L'article 21 de la LME, devenu l'article L. 441-6 du code de commerce, plafonne les délais de paiement entre entreprises à un niveau très inférieur aux usages de la filière du livre. A compter du 1er janvier 2009, ces délais de paiement sont passés à 45 jours fin de mois ou à 60 jours calendaires à compter de la date de facturation, et à 30 jours en l'absence de convention entre les parties. La LME prévoit la possibilité de reporter au 1er janvier 2012 le raccourcissement des délais de paiement dans le cadre d'accords interprofessionnels au sein d'une branche. Les professionnels du livre ont exercé cette option, trois accords interprofessionnels ont été signés à cette fin, qui ont reçu un avis favorable de l'Autorité de la concurrence le 9 avril 2009 ; ils ont été validés par un décret du 26 mai 2009 et étendus à l'ensemble des acteurs du secteur du livre, de l'édition et l'imprimerie aux réseaux de distribution.
Mais ces accords prévoient seulement une application progressive de la réduction des délais de paiement : à 180 jours fin de mois au 1er janvier 2009, 150 jours fin de mois au 1er janvier 2010, 120 jours fin de mois au 1er janvier 2011 et à 60 jours fin de mois au 1er janvier 2012. Or, si la LME a des effets vertueux pour l'ensemble de l'économie, protégeant les PME des distributeurs, son impact est dangereux pour la filière du livre où les PME se trouvent plutôt du côté des clients que des fournisseurs, c'est-à-dire des libraires plutôt que des éditeurs et où le prix du livre est réglementé -ceci depuis toujours, exception faite de l'entre-deux-guerres et des années 1978 à 1981.

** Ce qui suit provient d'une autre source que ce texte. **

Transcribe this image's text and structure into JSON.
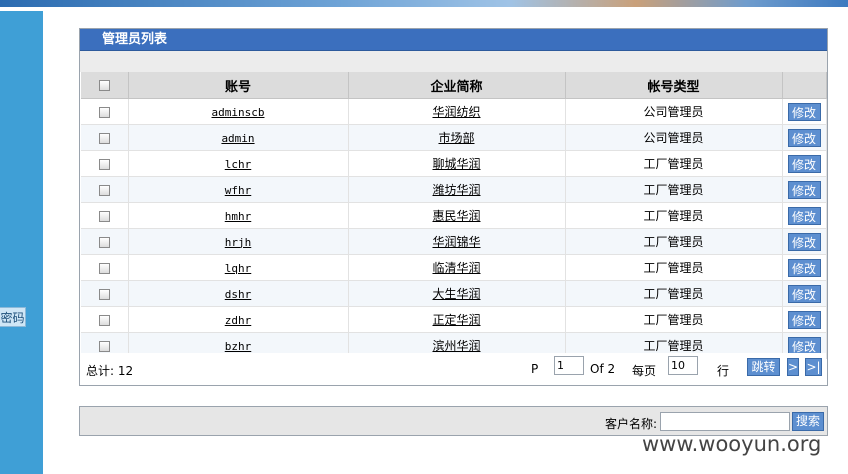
{
  "sidebar": {
    "item_label": "密码"
  },
  "panel": {
    "title": "管理员列表",
    "columns": [
      "账号",
      "企业简称",
      "帐号类型"
    ],
    "rows": [
      {
        "account": "adminscb",
        "enterprise": "华润纺织",
        "type": "公司管理员",
        "action": "修改"
      },
      {
        "account": "admin",
        "enterprise": "市场部",
        "type": "公司管理员",
        "action": "修改"
      },
      {
        "account": "lchr",
        "enterprise": "聊城华润",
        "type": "工厂管理员",
        "action": "修改"
      },
      {
        "account": "wfhr",
        "enterprise": "潍坊华润",
        "type": "工厂管理员",
        "action": "修改"
      },
      {
        "account": "hmhr",
        "enterprise": "惠民华润",
        "type": "工厂管理员",
        "action": "修改"
      },
      {
        "account": "hrjh",
        "enterprise": "华润锦华",
        "type": "工厂管理员",
        "action": "修改"
      },
      {
        "account": "lqhr",
        "enterprise": "临清华润",
        "type": "工厂管理员",
        "action": "修改"
      },
      {
        "account": "dshr",
        "enterprise": "大生华润",
        "type": "工厂管理员",
        "action": "修改"
      },
      {
        "account": "zdhr",
        "enterprise": "正定华润",
        "type": "工厂管理员",
        "action": "修改"
      },
      {
        "account": "bzhr",
        "enterprise": "滨州华润",
        "type": "工厂管理员",
        "action": "修改"
      }
    ],
    "footer": {
      "total_label": "总计: 12",
      "page_prefix": "P",
      "page_value": "1",
      "of_label": "Of 2",
      "per_page_label": "每页",
      "per_page_value": "10",
      "rows_label": "行",
      "jump_label": "跳转",
      "next_label": ">",
      "last_label": ">|"
    }
  },
  "search": {
    "label": "客户名称:",
    "value": "",
    "button_label": "搜索"
  },
  "watermark": "www.wooyun.org"
}
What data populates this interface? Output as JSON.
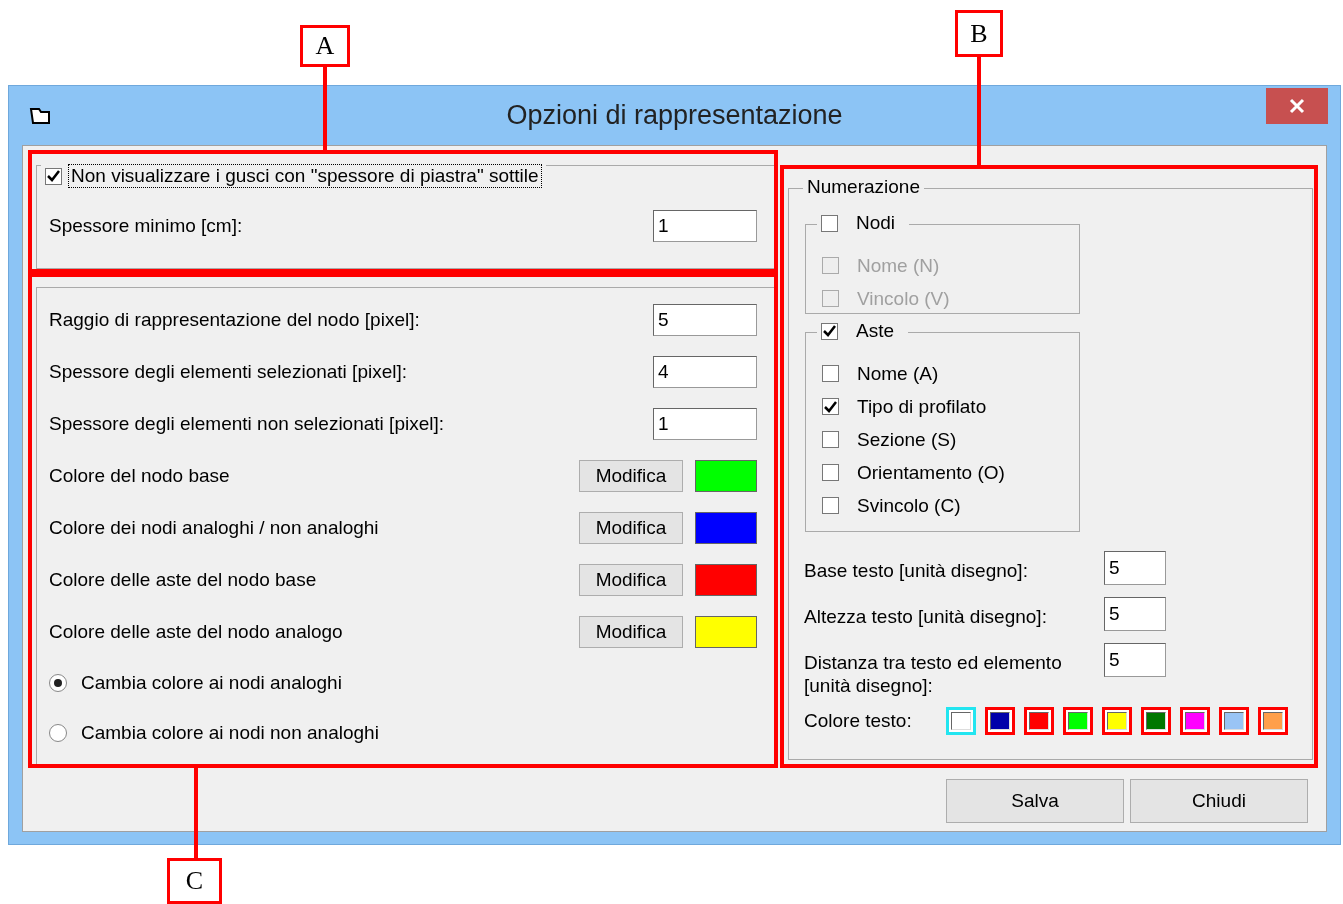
{
  "window": {
    "title": "Opzioni di rappresentazione"
  },
  "annotations": [
    {
      "label": "A"
    },
    {
      "label": "B"
    },
    {
      "label": "C"
    }
  ],
  "thin_shells": {
    "checkbox": {
      "label": "Non visualizzare i gusci con \"spessore di piastra\" sottile",
      "checked": true
    },
    "field": {
      "label": "Spessore minimo [cm]:",
      "value": "1"
    }
  },
  "display": {
    "fields": [
      {
        "label": "Raggio di rappresentazione del nodo [pixel]:",
        "value": "5"
      },
      {
        "label": "Spessore degli elementi selezionati [pixel]:",
        "value": "4"
      },
      {
        "label": "Spessore degli elementi non selezionati [pixel]:",
        "value": "1"
      }
    ],
    "colors": [
      {
        "label": "Colore del nodo base",
        "button": "Modifica",
        "color": "#00ff00"
      },
      {
        "label": "Colore dei nodi analoghi /  non analoghi",
        "button": "Modifica",
        "color": "#0000ff"
      },
      {
        "label": "Colore delle aste del nodo base",
        "button": "Modifica",
        "color": "#ff0000"
      },
      {
        "label": "Colore delle aste del nodo analogo",
        "button": "Modifica",
        "color": "#ffff00"
      }
    ],
    "radios": [
      {
        "label": "Cambia colore ai nodi analoghi",
        "selected": true
      },
      {
        "label": "Cambia colore ai nodi non analoghi",
        "selected": false
      }
    ]
  },
  "numbering": {
    "title": "Numerazione",
    "groups": [
      {
        "label": "Nodi",
        "checked": false,
        "items": [
          {
            "label": "Nome (N)",
            "checked": false,
            "disabled": true
          },
          {
            "label": "Vincolo (V)",
            "checked": false,
            "disabled": true
          }
        ]
      },
      {
        "label": "Aste",
        "checked": true,
        "items": [
          {
            "label": "Nome (A)",
            "checked": false,
            "disabled": false
          },
          {
            "label": "Tipo di profilato",
            "checked": true,
            "disabled": false
          },
          {
            "label": "Sezione (S)",
            "checked": false,
            "disabled": false
          },
          {
            "label": "Orientamento (O)",
            "checked": false,
            "disabled": false
          },
          {
            "label": "Svincolo (C)",
            "checked": false,
            "disabled": false
          }
        ]
      }
    ],
    "fields": [
      {
        "label": "Base testo [unità disegno]:",
        "value": "5"
      },
      {
        "label": "Altezza testo [unità disegno]:",
        "value": "5"
      },
      {
        "label": "Distanza tra testo ed elemento [unità disegno]:",
        "value": "5"
      }
    ],
    "text_color": {
      "label": "Colore testo:",
      "swatches": [
        {
          "color": "#ffffff",
          "selected": true
        },
        {
          "color": "#0000aa",
          "selected": false
        },
        {
          "color": "#ff0000",
          "selected": false
        },
        {
          "color": "#00ff00",
          "selected": false
        },
        {
          "color": "#ffff00",
          "selected": false
        },
        {
          "color": "#007700",
          "selected": false
        },
        {
          "color": "#ff00ff",
          "selected": false
        },
        {
          "color": "#99c4f5",
          "selected": false
        },
        {
          "color": "#ff9f4a",
          "selected": false
        }
      ]
    }
  },
  "buttons": [
    "Salva",
    "Chiudi"
  ]
}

Hervé Gaymard a rappelé devant notre commission qu'en 1981 Jacques Chirac et François Mitterrand avaient pris parti pour le prix unique du livre, et que la loi du 10 août 1981 avait été adoptée à l'unanimité. Celle-ci s'est révélée pertinente : c'est bien une loi de développement durable sur le plan culturel en permettant la diversité de l'édition, sur le plan économique en maintenant un réseau de librairies supérieur au réseau américain et sur le plan territorial compte tenu des enjeux en termes d'aménagement du territoire et de diffusion de la culture au plus grand nombre.

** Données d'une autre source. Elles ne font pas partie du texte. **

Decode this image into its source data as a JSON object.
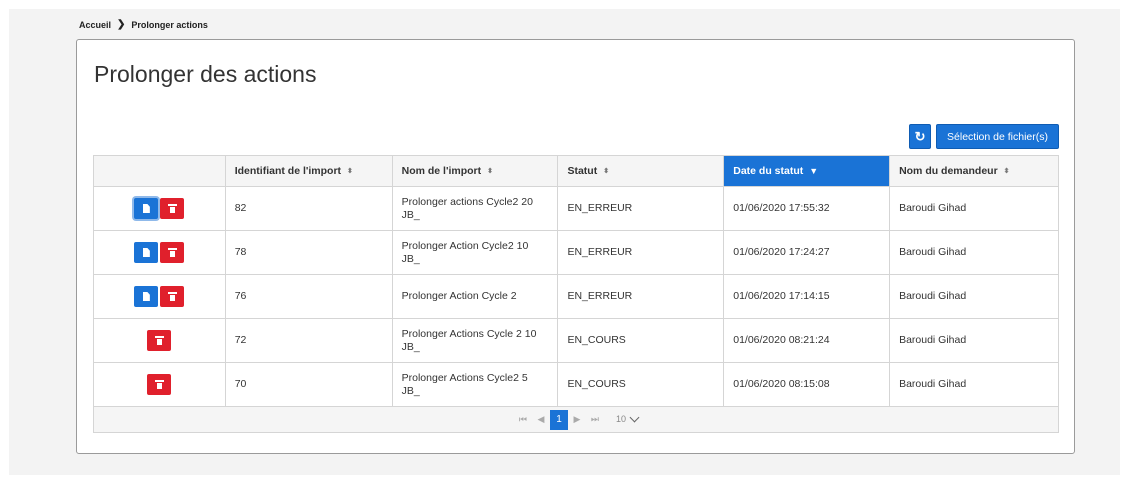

Le commerce de la librairie se caractérise par des délais de paiement particulièrement longs, 94 jours en moyenne. Cette spécificité économique va de pair avec une offre extrêmement diversifiée et des cycles d'exploitation très longs. Les livres publiés depuis plus d'un an représentent 83 % des titres vendus en librairie et plus de la moitié de leur chiffre d'affaires ; 40 % des titres vendus ont plus de cinq ans. Les délais de paiement peuvent s'élever à 180 jours en cas de création ou de reprise d'une librairie, de création d'un fonds éditorial, d'opération commerciale ou de difficultés de trésorerie. La réduction des délais de paiement amplifierait les difficultés de nombreuses librairies et, en favorisant les best-sellers, affaiblirait les éditeurs et appauvrirait l'offre éditoriale. Elle placerait aussi les imprimeries dans un étau entre les délais longs en amont et les délais courts de leurs fournisseurs, alors que les risques de délocalisation sont réels.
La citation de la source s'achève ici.